Yazid Sabeg (born 8 January 1950) is a French businessman. He is the president of the administrative council of the high-technology firm CS Communication and Systems and also a member of the Institute of International and Strategic Relations.

==Early life and education==
Born in Guelma, Algeria to a docker father, he moved to what was then metropolitan France in 1952, and did his studies at Faidherbe Secondary School in Lille and then at the University of Paris I where he obtained a PhD in economic and social sciences.

==Career==
Sabeg began his career at a subsidiary of Crédit Lyonnais Bank. In 1990, after an experience in Spie Batignolles, he founded a financial firm thanks to which he took control of the Compagnie des Signaux, known as CS Communication et Systèmes.

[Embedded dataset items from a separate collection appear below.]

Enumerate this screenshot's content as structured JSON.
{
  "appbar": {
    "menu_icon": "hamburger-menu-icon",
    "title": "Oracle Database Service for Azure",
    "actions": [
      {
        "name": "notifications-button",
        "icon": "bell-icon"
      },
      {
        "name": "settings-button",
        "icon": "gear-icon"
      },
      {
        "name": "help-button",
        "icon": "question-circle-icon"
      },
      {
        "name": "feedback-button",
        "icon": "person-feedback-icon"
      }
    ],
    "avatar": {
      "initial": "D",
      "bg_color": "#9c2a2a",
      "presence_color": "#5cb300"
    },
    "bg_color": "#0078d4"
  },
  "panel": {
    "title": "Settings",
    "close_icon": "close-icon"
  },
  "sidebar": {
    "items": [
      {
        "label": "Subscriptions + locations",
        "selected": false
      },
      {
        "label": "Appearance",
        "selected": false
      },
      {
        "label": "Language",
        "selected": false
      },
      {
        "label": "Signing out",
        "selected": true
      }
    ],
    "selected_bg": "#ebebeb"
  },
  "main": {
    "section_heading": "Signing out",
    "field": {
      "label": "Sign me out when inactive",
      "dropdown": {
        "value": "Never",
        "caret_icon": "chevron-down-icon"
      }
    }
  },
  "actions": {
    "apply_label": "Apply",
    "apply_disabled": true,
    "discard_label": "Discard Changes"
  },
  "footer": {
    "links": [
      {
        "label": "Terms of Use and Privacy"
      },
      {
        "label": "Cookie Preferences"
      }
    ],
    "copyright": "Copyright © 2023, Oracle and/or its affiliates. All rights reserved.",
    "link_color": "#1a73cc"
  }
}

His success in the business world, coupled with his Maghrebian origins, have given him a lot of media coverage. Member of the Montaigne Institute, he is close to the UMP. In 2004, he published Discrimination positive, pourquoi la France ne peut y échapper [Positive discrimination, why France cannot escape from it] with his brother Yacine, a journalist.

===Work for diversity and equality===
He has been nominated as the "commissaire à l'égalité des chances" in François Fillon government by French president Nicolas Sarkozy on 17 December 2008.

Sabeg warned that France risked becoming an apartheid state unless it brings minorities into the mainstream. "Today we are creating a rift that is leading straight to apartheid", said Sabeg when named commissioner for diversity and equal opportunities. "We cannot allow France to become an apartheid state", he said in an interview to several French media as Barack Obama, the first black American to serve as US president, began his first full day in office.